Las dos esferas descendieron hacia la llanura
girando una sobre otra, formando una estela en espiral tras de sí. Las esferas
comenzaron a deformarse cuando llegaron al suelo. Poco a poco iban tomando la
forma de una criatura alta, su cuerpo se elevaba del suelo sobre cuatro patas
terminadas en pezuñas. Estaban cubiertos de un pelaje marrón a excepción del
torso que se alzaba sobre las patas delanteras. La hembra tenía una melena
hasta media espalda de unos tonos más claros de marrón. El macho tenía el pelo
corto y negro.
Ritza bajó la mano hasta colocarla encima de la mano
de Tereth sobre su barriga. Miraba con ojo crítico a las criaturas que acababa
de crear.
- Son preciosas. ¿Cómo las vas a llamar? - le
preguntó Tereth.
- Sabes que no soy buena para los nombres, cariño.
- Centauros.
- Humm. Me gusta.
Ritza cerró los ojos suspirando de satisfacción
mientras las criaturas, ahora bautizadas como centauros, se alejaron galopando
hacia el ocaso. El viento corría a su lado y la tierra temblaba a su paso.
A lo lejos, Ritza podía ver un bosque y en su linde,
como una isla entre el mar de hierba, un grupo de tiendas de pieles. Comenzó a
andar hacia allí. La hierba se ondulaba y apartaba a su paso. Las gotas de rocío
se desprendían de las hojas para mojarle la túnica.

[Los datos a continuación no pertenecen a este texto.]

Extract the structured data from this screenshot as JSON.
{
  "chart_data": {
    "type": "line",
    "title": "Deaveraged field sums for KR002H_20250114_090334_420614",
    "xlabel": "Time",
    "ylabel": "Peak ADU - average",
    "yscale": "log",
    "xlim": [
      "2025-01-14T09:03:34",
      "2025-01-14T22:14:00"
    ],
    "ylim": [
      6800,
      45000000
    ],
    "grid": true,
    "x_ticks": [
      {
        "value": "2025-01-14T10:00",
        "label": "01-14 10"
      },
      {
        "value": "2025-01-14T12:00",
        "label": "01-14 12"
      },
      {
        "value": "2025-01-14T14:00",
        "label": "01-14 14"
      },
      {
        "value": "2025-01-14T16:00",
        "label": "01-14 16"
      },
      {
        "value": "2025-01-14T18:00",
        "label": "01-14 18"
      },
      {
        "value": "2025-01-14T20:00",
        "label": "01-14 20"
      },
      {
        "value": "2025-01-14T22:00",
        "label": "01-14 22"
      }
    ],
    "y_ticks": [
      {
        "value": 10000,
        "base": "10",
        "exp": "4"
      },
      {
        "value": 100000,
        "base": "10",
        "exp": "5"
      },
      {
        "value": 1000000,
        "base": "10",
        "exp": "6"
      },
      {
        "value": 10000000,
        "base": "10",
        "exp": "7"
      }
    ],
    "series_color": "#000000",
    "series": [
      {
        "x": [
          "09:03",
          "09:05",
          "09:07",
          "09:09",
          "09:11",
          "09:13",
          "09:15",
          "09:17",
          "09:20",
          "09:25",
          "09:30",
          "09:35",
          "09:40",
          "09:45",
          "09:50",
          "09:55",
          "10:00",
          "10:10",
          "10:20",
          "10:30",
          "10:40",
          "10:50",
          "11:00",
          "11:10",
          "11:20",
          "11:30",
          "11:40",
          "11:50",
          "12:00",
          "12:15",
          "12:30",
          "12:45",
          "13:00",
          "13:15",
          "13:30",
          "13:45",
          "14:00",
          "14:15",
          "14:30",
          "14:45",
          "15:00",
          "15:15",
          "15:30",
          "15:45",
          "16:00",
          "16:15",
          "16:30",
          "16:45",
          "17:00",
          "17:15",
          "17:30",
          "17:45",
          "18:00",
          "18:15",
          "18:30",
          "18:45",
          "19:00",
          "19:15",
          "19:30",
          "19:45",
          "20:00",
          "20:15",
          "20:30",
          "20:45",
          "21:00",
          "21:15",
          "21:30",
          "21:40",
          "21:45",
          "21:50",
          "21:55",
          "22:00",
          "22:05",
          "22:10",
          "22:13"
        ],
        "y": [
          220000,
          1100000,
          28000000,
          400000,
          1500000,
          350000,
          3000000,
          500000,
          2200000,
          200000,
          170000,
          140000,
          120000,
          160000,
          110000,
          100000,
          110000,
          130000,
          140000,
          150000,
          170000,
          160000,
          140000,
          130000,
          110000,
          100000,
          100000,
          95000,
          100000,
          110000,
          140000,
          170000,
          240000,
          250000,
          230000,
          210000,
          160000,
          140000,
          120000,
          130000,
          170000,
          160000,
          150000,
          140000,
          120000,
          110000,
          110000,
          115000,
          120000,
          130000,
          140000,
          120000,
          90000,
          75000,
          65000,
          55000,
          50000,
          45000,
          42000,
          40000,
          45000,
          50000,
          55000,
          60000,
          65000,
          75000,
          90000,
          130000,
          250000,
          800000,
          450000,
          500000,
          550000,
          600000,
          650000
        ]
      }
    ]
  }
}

Había un agradable aroma en
el ambiente, una mezcla entre el olor de la tierra húmeda y el perfume de las
amapolas.
En las inmediaciones del campamento había una gran
extensión de tierra sin hierba, aplastada bajo las pezuñas de los centauros.
Del grupo de tiendas salió una manada de críos galopando y gritando. Jugaban
atacándose y defendiéndose con palos entre gritos y risas.
Dos chicos se alejaron del grupo intercambiando
golpes. De entre la hierba saltó una leona sobre uno de los críos. El centauro
se alzó sobre las patas traseras e intento cocear a la leona que había clavado
las garras en su lomo y le mordía para cansarlo y que cayera al suelo.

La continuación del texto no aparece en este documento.